Едва они с Климом сели в пролетку, как артист тотчас заговорил:
— Я недавно выступал в Киеве в нескольких спектаклях. Впереди меня, конечно, шли преувеличенные слухи: там думали, что если обо мне так много говорят, то, наверное, у меня такой бас, что как хвачу, так пол-Киева и отвалится! А я для первого выхода и выступал-то в маленькой роли. Оказалось — хороший голос, но не такой страшный, какого ожидали. Потом поняли. Вот и ты сегодня видел меня на сцене и, наверное, думаешь — когда это он успел артистом сделаться? Не иначе, как талант за него работает. Мне часто говорят: хорошо тебе — у тебя талант! А не знают того, как я начинал! Я ничего не умел, был неловок, неуклюж, робок и застенчив — но я любил сцену! Я так ее любил, что решил отдать ей мою жизнь, даже не зная, есть у меня талант или нет таланта! Если нет — буду ламповщиком на сцене, чтобы все-таки служить ей, как умею! А первый мой выход был такой: я провалил выходную роль в два слова! Не мог от волнения вымолвить их, забыл все! В зобу дыхание сперло и вдобавок упал на сцене, рассмешил публику! Режиссер за кулисами схватил меня за шиворот, растворил дверь и выбросил из театра! Вот как я начинал, с какими данными, с каким уменьем, с какими талантами! У меня было только одно: любовь к сцене. Это видел мой воспитатель — Андреев-Бурлак, приблизил к себе, не отпускал от себя, заставил жить с ним по гостиницам в одной комнате и буквально воспитывал! Учил всему: как надо ходить, говорить, одеваться, носить и беречь костюм. Выглаженные брюки днем были на мне, а ночью натягивались на особую доску; учил дикции, чтобы и в пении слова были так же отчетливы, выразительны и хорошо слышны, как и в живой речи. Учил жесту, мимике, гримировке, рисованию, пластике, танцам и даже гимнастике! Боже мой, чему только не учил этот замечательный человек, сам влюбленный в сцену? Учеником я оказался понятливым и памятливым, поэтому-то он и занимался мной.
Хотел сделать из меня драматического артиста. Голоса настоящего у меня в моем тогдашнем возрасте не было — одни задатки. На этот случай советовал и пению учиться. Жаль, через год он умер. Был тогда в провинции хороший учитель, бывший певец Большого театра. Способных бедняков учил даром. Пошел к нему. Этот вцепился в меня: оказалось — от природы поставленный голос. Постановке и учиться не надо, а сразу петь. Этот даже бил меня за невыученные уроки — но много дал мне. Еще через год я поступил прямо на Мариинскую сцену.

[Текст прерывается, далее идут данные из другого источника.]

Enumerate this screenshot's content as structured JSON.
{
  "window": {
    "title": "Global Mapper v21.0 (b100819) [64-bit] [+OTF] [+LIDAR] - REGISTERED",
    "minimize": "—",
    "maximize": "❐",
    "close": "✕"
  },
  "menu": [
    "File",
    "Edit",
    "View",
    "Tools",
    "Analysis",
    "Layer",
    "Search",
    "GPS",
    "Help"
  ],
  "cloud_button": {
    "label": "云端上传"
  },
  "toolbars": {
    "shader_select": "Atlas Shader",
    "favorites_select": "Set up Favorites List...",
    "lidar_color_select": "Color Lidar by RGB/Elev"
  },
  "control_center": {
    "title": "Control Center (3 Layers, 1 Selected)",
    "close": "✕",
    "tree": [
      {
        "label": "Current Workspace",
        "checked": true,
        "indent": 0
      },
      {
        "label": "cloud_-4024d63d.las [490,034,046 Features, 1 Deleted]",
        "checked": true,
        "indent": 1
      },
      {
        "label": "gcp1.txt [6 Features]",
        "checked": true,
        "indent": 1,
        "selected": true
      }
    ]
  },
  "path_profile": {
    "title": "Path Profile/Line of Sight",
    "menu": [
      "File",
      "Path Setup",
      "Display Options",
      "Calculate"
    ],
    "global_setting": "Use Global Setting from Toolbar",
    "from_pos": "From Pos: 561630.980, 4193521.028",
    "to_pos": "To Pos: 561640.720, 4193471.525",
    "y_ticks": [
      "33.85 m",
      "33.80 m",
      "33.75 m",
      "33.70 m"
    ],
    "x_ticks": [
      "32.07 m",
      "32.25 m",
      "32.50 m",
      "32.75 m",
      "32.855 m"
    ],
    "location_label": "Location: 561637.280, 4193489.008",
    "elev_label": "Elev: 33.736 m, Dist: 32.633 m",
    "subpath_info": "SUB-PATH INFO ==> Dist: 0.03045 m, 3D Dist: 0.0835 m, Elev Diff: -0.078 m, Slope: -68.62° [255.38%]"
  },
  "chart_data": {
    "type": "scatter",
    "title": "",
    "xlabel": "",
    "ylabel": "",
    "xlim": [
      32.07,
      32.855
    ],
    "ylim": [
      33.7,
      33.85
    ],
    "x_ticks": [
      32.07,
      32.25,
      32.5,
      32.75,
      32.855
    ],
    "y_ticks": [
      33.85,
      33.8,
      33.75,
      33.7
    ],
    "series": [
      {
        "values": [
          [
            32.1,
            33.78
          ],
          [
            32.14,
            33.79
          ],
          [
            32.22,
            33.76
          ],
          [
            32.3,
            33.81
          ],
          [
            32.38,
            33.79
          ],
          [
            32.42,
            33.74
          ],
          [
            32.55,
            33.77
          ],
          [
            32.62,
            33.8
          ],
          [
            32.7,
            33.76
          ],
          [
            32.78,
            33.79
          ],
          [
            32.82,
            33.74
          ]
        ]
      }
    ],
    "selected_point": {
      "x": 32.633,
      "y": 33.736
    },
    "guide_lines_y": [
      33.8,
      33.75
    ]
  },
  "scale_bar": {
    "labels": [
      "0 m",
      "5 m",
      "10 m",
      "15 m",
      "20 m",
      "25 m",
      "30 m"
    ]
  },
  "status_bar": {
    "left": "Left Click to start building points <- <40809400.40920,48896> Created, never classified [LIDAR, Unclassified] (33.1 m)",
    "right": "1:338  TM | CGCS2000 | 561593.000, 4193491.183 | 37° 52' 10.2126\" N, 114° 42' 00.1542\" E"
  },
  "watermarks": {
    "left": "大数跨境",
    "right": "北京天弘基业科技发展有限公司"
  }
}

На сцене и началось мое ученье-мученье. Нужно взять ноту, которой у тебя нет, — небось будешь ломать голову, как ее взять! Видел, как неестественно держат себя на сцене оперные певцы, какая бессмыслица укоренилась в опере, и чувствовал, что так петь и так фальшиво играть, как они, не могу и не следует, а как надо-то — и сам не знал. У кого ни спрошу — не понимают даже: «Пойте и играйте, как полагается, как все поют!» Оказалось, учиться не у кого — надо самоучкой. Начались мои искания. И что ты думаешь — ведь нашел! Встретился с художниками — они карандашом говорят. Спрашиваю: какой из себя был Олоферн и вообще тогдашние люди? Один из хороших художников — друг теперь мой, без него ни одной новой роли не готовлю — схватил карандаш, нарисовал ловко эдак зад фигуре, загнул и надписал: «Олоферна полосатая, злая!» Как взглянул я на этот зад — словно осенило меня: оно, самое то, что мне снилось! Оказалось, древние фрески есть изображение египтян и ассириян. Фреску надо оживить, душу ей дать — в нее перевоплотиться! Я и перевоплотился: живая фреска на сцене! Фурор! Ново! Первый раз в России!